One witness said she saw Kim at the station at about 12:45 a.m. talking through the window to a man standing outside the pickup. However, another witness who had graduated from high school, with Kim Nees said she observed Kim driving west on Highway 2 at 1:00 a.m. heading down the hill from the Exxon station toward the Poplar River bridge and the turn-off to the road into the river bottom. There were several vehicles ahead of her and the witness said she thought at the time that Kim might be following them.

At 4:00 a.m., two tribal police officers driving through a government housing area on a bluff overlooking the Poplar River and river bottom observed a pickup truck parked in a riverside park on the far end of the deserted field. They saw no need to check it out at that time.

At 7:00 a.m., as the two police officers were driving back into Poplar on Highway 2 from the west and crossing the Poplar River bridge, the officers noticed that the pickup was still there and turned off the highway to investigate.

Peering into the locked vehicle, the officers observed that the seat was smeared with blood. There was also a large deposit of blood a short distance from the passenger side of the pickup, along with a bloody clump of human hair. Following a drag trail that led from the blood near the pickup truck to the riverbank, the officers then discovered Kim Nees’ semi-submerged body face up in the river.

A collection of investigators from various law enforcement agencies, including the FBI, the Roosevelt County Sheriff’s Department, the Fort Peck Tribal Police Department, and the Bureau of Indian Affairs, descended on the crime scene early that morning. When the victim’s body was removed from the river, massive head injuries strongly suggested she had been bludgeoned to death. Later, the rumor around town was that a crescent wrench was the murder weapon.

Evidence inside the pickup, including the bloodied upholstery and blood spatters on the ceiling and rear windows of the cab, led investigators to conclude that Kim Nees was initially attacked inside the cab of the truck, then pulled out through the passenger side door and beaten further as she lay on the ground where the pool of blood was found.

In the drag trail that led through the grass and dirt to the bank of the river, investigators found several differing footprints, including a set of bare footprints. The most significant clue found at the crime scene, however, was a bloody palmprint on the passenger side of the pickup immediately above the door handle.

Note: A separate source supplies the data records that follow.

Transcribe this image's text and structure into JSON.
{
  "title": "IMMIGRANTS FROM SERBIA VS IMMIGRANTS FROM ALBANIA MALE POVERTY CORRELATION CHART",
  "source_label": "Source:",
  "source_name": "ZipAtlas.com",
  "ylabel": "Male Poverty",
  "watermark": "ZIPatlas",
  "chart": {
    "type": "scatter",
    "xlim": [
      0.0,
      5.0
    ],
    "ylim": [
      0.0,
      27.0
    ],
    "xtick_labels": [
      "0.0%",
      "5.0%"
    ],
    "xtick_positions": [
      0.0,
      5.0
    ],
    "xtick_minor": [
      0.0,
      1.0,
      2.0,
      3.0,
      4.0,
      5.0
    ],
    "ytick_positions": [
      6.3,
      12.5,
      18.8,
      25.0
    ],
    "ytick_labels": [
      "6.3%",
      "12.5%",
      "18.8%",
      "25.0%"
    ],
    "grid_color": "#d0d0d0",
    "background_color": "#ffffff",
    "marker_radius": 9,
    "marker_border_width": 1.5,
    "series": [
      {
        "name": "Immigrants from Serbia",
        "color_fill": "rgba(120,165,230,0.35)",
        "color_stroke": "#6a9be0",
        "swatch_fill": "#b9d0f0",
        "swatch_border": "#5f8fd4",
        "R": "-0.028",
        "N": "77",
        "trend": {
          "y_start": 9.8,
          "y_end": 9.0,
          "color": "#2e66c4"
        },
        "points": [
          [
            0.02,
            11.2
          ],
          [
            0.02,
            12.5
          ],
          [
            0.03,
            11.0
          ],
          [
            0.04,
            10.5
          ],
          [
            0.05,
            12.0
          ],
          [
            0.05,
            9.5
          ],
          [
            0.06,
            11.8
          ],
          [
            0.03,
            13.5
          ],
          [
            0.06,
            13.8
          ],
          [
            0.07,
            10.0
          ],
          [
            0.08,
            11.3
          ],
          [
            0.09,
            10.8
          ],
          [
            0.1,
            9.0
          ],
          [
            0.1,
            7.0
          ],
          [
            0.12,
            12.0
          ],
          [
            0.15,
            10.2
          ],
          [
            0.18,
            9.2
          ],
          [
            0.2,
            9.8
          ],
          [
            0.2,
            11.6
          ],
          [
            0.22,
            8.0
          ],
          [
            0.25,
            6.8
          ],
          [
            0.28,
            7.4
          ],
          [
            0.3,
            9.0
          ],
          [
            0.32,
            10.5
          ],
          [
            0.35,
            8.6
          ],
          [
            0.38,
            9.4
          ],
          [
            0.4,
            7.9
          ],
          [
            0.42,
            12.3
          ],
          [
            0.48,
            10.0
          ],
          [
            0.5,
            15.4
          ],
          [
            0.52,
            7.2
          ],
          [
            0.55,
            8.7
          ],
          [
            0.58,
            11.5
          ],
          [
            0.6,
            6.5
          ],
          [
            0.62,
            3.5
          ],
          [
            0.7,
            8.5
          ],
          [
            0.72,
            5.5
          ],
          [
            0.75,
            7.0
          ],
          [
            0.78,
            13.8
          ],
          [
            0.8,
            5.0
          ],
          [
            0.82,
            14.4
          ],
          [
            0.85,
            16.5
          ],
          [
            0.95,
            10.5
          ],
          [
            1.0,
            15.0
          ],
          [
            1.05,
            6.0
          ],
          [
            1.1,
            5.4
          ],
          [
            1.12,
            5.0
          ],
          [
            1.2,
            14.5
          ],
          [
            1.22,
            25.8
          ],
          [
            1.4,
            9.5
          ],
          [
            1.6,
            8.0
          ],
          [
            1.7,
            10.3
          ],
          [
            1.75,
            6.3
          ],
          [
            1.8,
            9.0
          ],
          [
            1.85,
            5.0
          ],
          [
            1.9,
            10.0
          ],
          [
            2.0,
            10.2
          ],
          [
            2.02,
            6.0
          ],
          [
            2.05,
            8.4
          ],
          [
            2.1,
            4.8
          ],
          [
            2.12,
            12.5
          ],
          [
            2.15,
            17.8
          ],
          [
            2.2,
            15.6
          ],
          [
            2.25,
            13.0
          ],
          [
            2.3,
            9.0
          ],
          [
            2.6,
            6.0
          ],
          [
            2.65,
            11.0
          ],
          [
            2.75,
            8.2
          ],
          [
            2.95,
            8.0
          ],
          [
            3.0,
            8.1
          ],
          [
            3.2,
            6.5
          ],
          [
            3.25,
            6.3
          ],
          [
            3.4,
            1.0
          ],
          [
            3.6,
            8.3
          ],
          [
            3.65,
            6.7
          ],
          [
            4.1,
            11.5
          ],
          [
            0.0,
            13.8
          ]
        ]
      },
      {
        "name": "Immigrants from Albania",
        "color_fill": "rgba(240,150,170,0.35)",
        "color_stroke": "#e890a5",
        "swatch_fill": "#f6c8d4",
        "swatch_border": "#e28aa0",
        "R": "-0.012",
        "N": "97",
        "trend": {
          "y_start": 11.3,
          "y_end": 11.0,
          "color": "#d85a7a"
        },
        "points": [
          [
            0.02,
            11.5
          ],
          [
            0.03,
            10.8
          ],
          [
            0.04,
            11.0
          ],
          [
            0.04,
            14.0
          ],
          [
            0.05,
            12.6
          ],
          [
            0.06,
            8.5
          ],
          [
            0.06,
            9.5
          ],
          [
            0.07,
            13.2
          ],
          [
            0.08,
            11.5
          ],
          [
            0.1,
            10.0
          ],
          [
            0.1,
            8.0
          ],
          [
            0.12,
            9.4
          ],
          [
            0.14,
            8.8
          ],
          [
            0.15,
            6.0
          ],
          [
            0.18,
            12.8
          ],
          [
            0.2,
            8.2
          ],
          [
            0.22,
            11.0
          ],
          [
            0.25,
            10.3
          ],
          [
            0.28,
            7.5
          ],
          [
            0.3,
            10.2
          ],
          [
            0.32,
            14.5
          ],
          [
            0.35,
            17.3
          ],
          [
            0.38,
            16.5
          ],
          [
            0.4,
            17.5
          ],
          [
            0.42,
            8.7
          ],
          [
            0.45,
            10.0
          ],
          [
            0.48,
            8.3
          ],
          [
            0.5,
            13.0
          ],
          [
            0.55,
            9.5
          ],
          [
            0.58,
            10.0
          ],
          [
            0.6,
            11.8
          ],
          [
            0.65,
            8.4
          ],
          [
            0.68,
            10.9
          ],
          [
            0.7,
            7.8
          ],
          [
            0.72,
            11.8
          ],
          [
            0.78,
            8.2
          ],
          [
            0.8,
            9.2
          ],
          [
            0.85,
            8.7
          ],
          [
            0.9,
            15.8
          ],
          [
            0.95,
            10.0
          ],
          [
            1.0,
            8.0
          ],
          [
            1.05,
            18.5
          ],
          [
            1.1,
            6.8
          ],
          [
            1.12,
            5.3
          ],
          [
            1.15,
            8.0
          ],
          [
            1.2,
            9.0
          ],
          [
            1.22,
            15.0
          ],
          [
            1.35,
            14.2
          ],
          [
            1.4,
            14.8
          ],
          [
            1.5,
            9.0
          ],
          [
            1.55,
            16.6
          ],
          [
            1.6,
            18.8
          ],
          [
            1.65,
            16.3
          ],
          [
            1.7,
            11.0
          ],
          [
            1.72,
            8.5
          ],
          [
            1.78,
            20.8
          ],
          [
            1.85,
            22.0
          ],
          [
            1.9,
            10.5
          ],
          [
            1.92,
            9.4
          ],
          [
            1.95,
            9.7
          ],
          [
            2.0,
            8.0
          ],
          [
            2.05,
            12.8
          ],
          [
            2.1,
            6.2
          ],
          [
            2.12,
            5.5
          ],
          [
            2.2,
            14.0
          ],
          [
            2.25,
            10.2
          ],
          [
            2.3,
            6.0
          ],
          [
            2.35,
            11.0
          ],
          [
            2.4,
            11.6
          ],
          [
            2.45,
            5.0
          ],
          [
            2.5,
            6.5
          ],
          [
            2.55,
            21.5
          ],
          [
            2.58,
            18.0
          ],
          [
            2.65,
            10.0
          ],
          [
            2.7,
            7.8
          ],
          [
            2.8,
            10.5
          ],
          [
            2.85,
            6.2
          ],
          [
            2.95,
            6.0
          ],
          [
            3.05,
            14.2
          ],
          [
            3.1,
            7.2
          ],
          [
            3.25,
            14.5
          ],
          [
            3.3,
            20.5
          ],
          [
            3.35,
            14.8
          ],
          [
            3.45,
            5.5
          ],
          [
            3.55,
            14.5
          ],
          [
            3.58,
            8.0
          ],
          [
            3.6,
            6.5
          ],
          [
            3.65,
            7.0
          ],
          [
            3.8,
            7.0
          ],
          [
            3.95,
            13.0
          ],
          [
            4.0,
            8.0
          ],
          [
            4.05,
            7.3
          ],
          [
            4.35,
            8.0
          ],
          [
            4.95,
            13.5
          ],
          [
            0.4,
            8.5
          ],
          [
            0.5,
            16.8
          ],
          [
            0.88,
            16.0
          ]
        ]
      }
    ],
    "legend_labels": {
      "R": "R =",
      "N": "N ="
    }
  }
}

One of the FBI crime scene investigators stated the obvious: that the person who left the palmprint on the door panel undoubtedly was responsible for the murder. (Later analysis of this palmprint determined that the print was not left by Kim Nees, nor was it left by Barry Beach.)

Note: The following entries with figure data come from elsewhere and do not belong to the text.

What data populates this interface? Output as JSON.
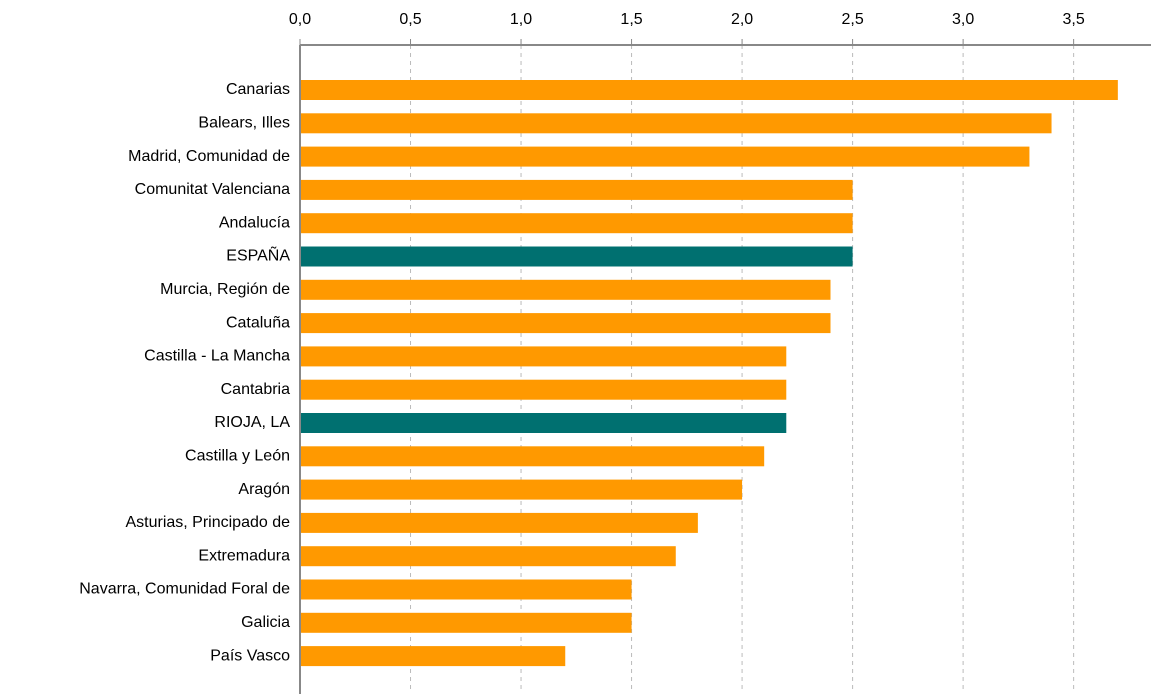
{
  "chart_data": {
    "type": "barh",
    "categories": [
      "Canarias",
      "Balears, Illes",
      "Madrid, Comunidad de",
      "Comunitat Valenciana",
      "Andalucía",
      "ESPAÑA",
      "Murcia, Región de",
      "Cataluña",
      "Castilla - La Mancha",
      "Cantabria",
      "RIOJA, LA",
      "Castilla y León",
      "Aragón",
      "Asturias, Principado de",
      "Extremadura",
      "Navarra, Comunidad Foral de",
      "Galicia",
      "País Vasco"
    ],
    "values": [
      3.7,
      3.4,
      3.3,
      2.5,
      2.5,
      2.5,
      2.4,
      2.4,
      2.2,
      2.2,
      2.2,
      2.1,
      2.0,
      1.8,
      1.7,
      1.5,
      1.5,
      1.2
    ],
    "colors": [
      "#ff9900",
      "#ff9900",
      "#ff9900",
      "#ff9900",
      "#ff9900",
      "#007070",
      "#ff9900",
      "#ff9900",
      "#ff9900",
      "#ff9900",
      "#007070",
      "#ff9900",
      "#ff9900",
      "#ff9900",
      "#ff9900",
      "#ff9900",
      "#ff9900",
      "#ff9900"
    ],
    "xlim": [
      0,
      3.85
    ],
    "xticks": [
      {
        "value": 0,
        "label": "0,0"
      },
      {
        "value": 0.5,
        "label": "0,5"
      },
      {
        "value": 1,
        "label": "1,0"
      },
      {
        "value": 1.5,
        "label": "1,5"
      },
      {
        "value": 2,
        "label": "2,0"
      },
      {
        "value": 2.5,
        "label": "2,5"
      },
      {
        "value": 3,
        "label": "3,0"
      },
      {
        "value": 3.5,
        "label": "3,5"
      }
    ],
    "grid": true
  }
}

The autopsy report listed the cause of death as skull fractures and brain injuries resulting from more than 30 blows to the head. Also, according to the medical examiner, Kim Nees had not been raped, nor had she recently engaged in sexual intercourse before her death.

Despite the fact that Kim Nees’ clothing had not been disturbed and that she had not been raped, years later at the murder trial of Barry Beach, the state maintained that Barry Beach attacked and murdered Kim Nees because she rejected his sexual advances.